After you find the statute, you should be able to point out the different possible defenses that you can use.
Check if there are any missing elements of the offense
In layman’s terms, these elements pertain to the components that must be met for the conviction to be given.
For example, two elements must be met to be convicted for a distracted driving violation. One (1) is that the person should be the one driving, and two (2), that same person should be using a prohibited electronic device.
Most lawyers get away with the law by playing around with these elements. Any missing element you find can be used to defend your plea, and it’s a lot more reliable because it’s something you’ve taken from the written law itself.

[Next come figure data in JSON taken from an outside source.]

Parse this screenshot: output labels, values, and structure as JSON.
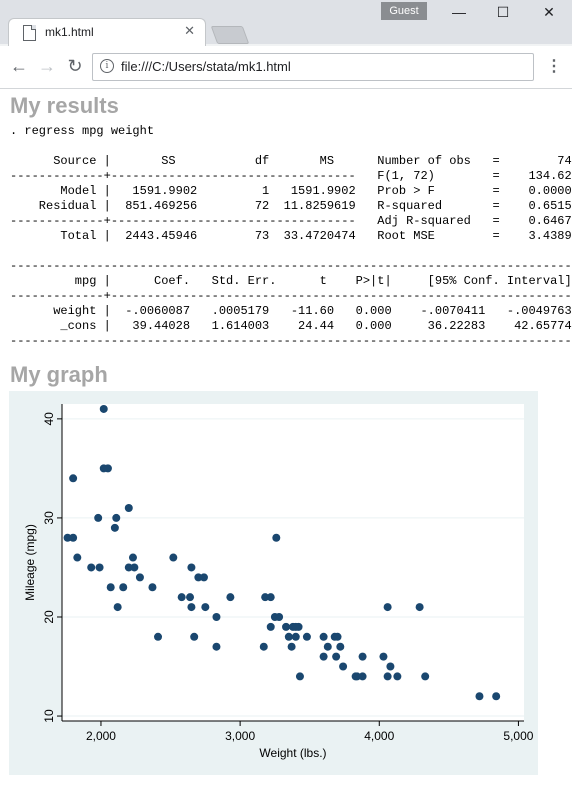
{
  "window": {
    "profile_label": "Guest",
    "tab_title": "mk1.html",
    "url": "file:///C:/Users/stata/mk1.html",
    "minimize_glyph": "—",
    "maximize_glyph": "☐",
    "close_glyph": "✕"
  },
  "page": {
    "results_heading": "My results",
    "graph_heading": "My graph",
    "stata_output": [
      ". regress mpg weight",
      "",
      "      Source |       SS           df       MS      Number of obs   =        74",
      "-------------+----------------------------------   F(1, 72)        =    134.62",
      "       Model |   1591.9902         1   1591.9902   Prob > F        =    0.0000",
      "    Residual |  851.469256        72  11.8259619   R-squared       =    0.6515",
      "-------------+----------------------------------   Adj R-squared   =    0.6467",
      "       Total |  2443.45946        73  33.4720474   Root MSE        =    3.4389",
      "",
      "------------------------------------------------------------------------------",
      "         mpg |      Coef.   Std. Err.      t    P>|t|     [95% Conf. Interval]",
      "-------------+----------------------------------------------------------------",
      "      weight |  -.0060087   .0005179   -11.60   0.000    -.0070411   -.0049763",
      "       _cons |   39.44028   1.614003    24.44   0.000     36.22283    42.65774",
      "------------------------------------------------------------------------------"
    ]
  },
  "chart_data": {
    "type": "scatter",
    "xlabel": "Weight (lbs.)",
    "ylabel": "Mileage (mpg)",
    "xlim": [
      1720,
      5040
    ],
    "ylim": [
      9.5,
      41.5
    ],
    "xticks": [
      2000,
      3000,
      4000,
      5000
    ],
    "xtick_labels": [
      "2,000",
      "3,000",
      "4,000",
      "5,000"
    ],
    "yticks": [
      10,
      20,
      30,
      40
    ],
    "ytick_labels": [
      "10",
      "20",
      "30",
      "40"
    ],
    "grid": true,
    "marker_color": "#1a476f",
    "plot_bg": "#ffffff",
    "graph_bg": "#eaf2f3",
    "points": [
      [
        2020,
        41
      ],
      [
        1800,
        34
      ],
      [
        2020,
        35
      ],
      [
        2050,
        35
      ],
      [
        1760,
        28
      ],
      [
        1800,
        28
      ],
      [
        3260,
        28
      ],
      [
        1830,
        26
      ],
      [
        2230,
        26
      ],
      [
        2520,
        26
      ],
      [
        1980,
        30
      ],
      [
        2110,
        30
      ],
      [
        2200,
        31
      ],
      [
        2100,
        29
      ],
      [
        1930,
        25
      ],
      [
        1990,
        25
      ],
      [
        2200,
        25
      ],
      [
        2240,
        25
      ],
      [
        2650,
        25
      ],
      [
        2280,
        24
      ],
      [
        2700,
        24
      ],
      [
        2740,
        24
      ],
      [
        2070,
        23
      ],
      [
        2160,
        23
      ],
      [
        2370,
        23
      ],
      [
        2580,
        22
      ],
      [
        2640,
        22
      ],
      [
        2930,
        22
      ],
      [
        3180,
        22
      ],
      [
        3220,
        22
      ],
      [
        2120,
        21
      ],
      [
        2650,
        21
      ],
      [
        2750,
        21
      ],
      [
        4060,
        21
      ],
      [
        4290,
        21
      ],
      [
        2830,
        20
      ],
      [
        3250,
        20
      ],
      [
        3280,
        20
      ],
      [
        3220,
        19
      ],
      [
        3330,
        19
      ],
      [
        3380,
        19
      ],
      [
        3420,
        19
      ],
      [
        3400,
        19
      ],
      [
        2410,
        18
      ],
      [
        2670,
        18
      ],
      [
        3350,
        18
      ],
      [
        3400,
        18
      ],
      [
        3480,
        18
      ],
      [
        3600,
        18
      ],
      [
        3680,
        18
      ],
      [
        3700,
        18
      ],
      [
        3170,
        17
      ],
      [
        3370,
        17
      ],
      [
        3630,
        17
      ],
      [
        3720,
        17
      ],
      [
        2830,
        17
      ],
      [
        3600,
        16
      ],
      [
        3690,
        16
      ],
      [
        3880,
        16
      ],
      [
        4030,
        16
      ],
      [
        3740,
        15
      ],
      [
        4080,
        15
      ],
      [
        3840,
        14
      ],
      [
        3430,
        14
      ],
      [
        4060,
        14
      ],
      [
        4130,
        14
      ],
      [
        4330,
        14
      ],
      [
        3880,
        14
      ],
      [
        3830,
        14
      ],
      [
        4720,
        12
      ],
      [
        4840,
        12
      ]
    ]
  }
}
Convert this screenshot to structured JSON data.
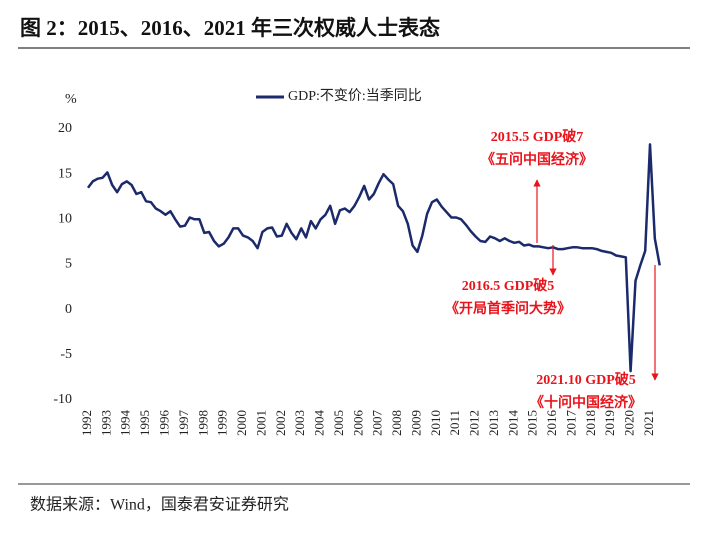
{
  "chart_data": {
    "type": "line",
    "title": "图 2：2015、2016、2021 年三次权威人士表态",
    "y_unit": "%",
    "source": "数据来源：Wind，国泰君安证券研究",
    "categories": [
      "1992",
      null,
      null,
      null,
      "1993",
      null,
      null,
      null,
      "1994",
      null,
      null,
      null,
      "1995",
      null,
      null,
      null,
      "1996",
      null,
      null,
      null,
      "1997",
      null,
      null,
      null,
      "1998",
      null,
      null,
      null,
      "1999",
      null,
      null,
      null,
      "2000",
      null,
      null,
      null,
      "2001",
      null,
      null,
      null,
      "2002",
      null,
      null,
      null,
      "2003",
      null,
      null,
      null,
      "2004",
      null,
      null,
      null,
      "2005",
      null,
      null,
      null,
      "2006",
      null,
      null,
      null,
      "2007",
      null,
      null,
      null,
      "2008",
      null,
      null,
      null,
      "2009",
      null,
      null,
      null,
      "2010",
      null,
      null,
      null,
      "2011",
      null,
      null,
      null,
      "2012",
      null,
      null,
      null,
      "2013",
      null,
      null,
      null,
      "2014",
      null,
      null,
      null,
      "2015",
      null,
      null,
      null,
      "2016",
      null,
      null,
      null,
      "2017",
      null,
      null,
      null,
      "2018",
      null,
      null,
      null,
      "2019",
      null,
      null,
      null,
      "2020",
      null,
      null,
      null,
      "2021",
      null,
      null
    ],
    "series": [
      {
        "name": "GDP:不变价:当季同比",
        "color": "#1b2a6b",
        "values": [
          13.5,
          14.2,
          14.5,
          14.6,
          15.2,
          13.8,
          13.0,
          13.9,
          14.2,
          13.8,
          12.8,
          13.0,
          12.0,
          11.9,
          11.2,
          10.9,
          10.5,
          10.9,
          10.0,
          9.2,
          9.3,
          10.2,
          10.0,
          10.0,
          8.5,
          8.6,
          7.6,
          7.0,
          7.3,
          8.0,
          9.0,
          9.0,
          8.2,
          8.0,
          7.6,
          6.8,
          8.6,
          9.0,
          9.1,
          8.1,
          8.2,
          9.5,
          8.5,
          7.8,
          9.0,
          8.0,
          9.8,
          9.0,
          10.0,
          10.5,
          11.5,
          9.5,
          11.0,
          11.2,
          10.8,
          11.5,
          12.5,
          13.7,
          12.2,
          12.8,
          14.0,
          15.0,
          14.4,
          13.9,
          11.5,
          10.9,
          9.5,
          7.1,
          6.4,
          8.2,
          10.6,
          11.9,
          12.2,
          11.4,
          10.8,
          10.2,
          10.2,
          10.0,
          9.4,
          8.7,
          8.1,
          7.6,
          7.5,
          8.1,
          7.9,
          7.6,
          7.9,
          7.6,
          7.4,
          7.5,
          7.1,
          7.2,
          7.0,
          7.0,
          6.9,
          6.8,
          6.9,
          6.7,
          6.7,
          6.8,
          6.9,
          6.9,
          6.8,
          6.8,
          6.8,
          6.7,
          6.5,
          6.4,
          6.3,
          6.0,
          5.9,
          5.8,
          -6.8,
          3.2,
          4.9,
          6.5,
          18.3,
          7.9,
          4.9
        ]
      }
    ],
    "ylim": [
      -10,
      20
    ],
    "yticks": [
      -10,
      -5,
      0,
      5,
      10,
      15,
      20
    ],
    "grid": false,
    "annotations": [
      {
        "text": "2015.5 GDP破7",
        "subtext": "《五问中国经济》"
      },
      {
        "text": "2016.5 GDP破5",
        "subtext": "《开局首季问大势》"
      },
      {
        "text": "2021.10 GDP破5",
        "subtext": "《十问中国经济》"
      }
    ]
  }
}
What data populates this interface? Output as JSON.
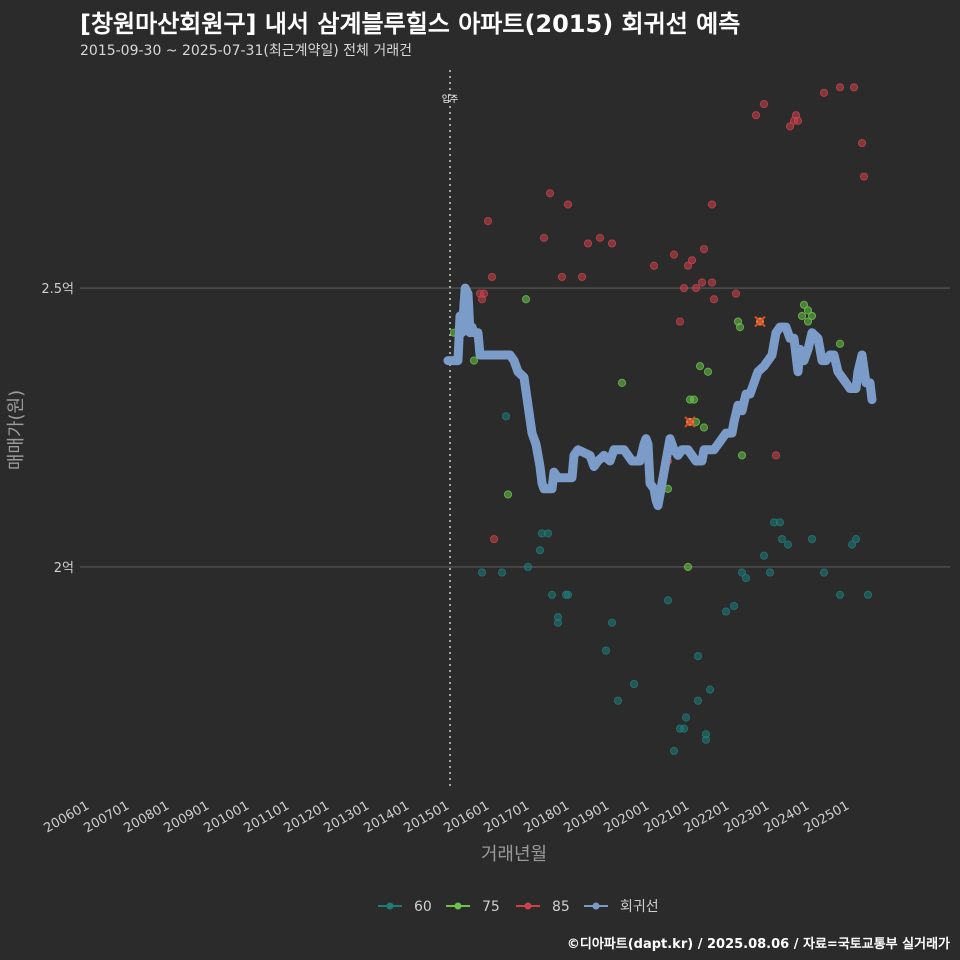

Challenge any subjective conclusion by the officer
We’ve mentioned earlier that cross-examining the officer won’t work. So what is the difference here? The underlying answer lies in the word “subjective”. If you are going to challenge an officer’s point of view of what happened, you must focus on subjective judgment.
When we say subjective, this means that the conclusion is based on the officer’s perception that your action was unsafe. So how can you win over this in court in case the battle falls between your word vs his word? The answer is objective evidence, which is the best way to counter subjectivities.
For example, let’s say that the officer pointed out that you were driving dangerously because he heard your tires squeal. Even if this is true, you know for a fact that the real reason why it happened is that you got new tires and you were driving on a smooth road surface.
If you only mention this in court, there’s a chance that the judge will see this as an excuse. But if you were able to present a purchase receipt of new tires a few days before the violation, you have presented hard evidence that is hard to ignore. And this will also put more weight on your argument that the officer may have judged your actions subjectively.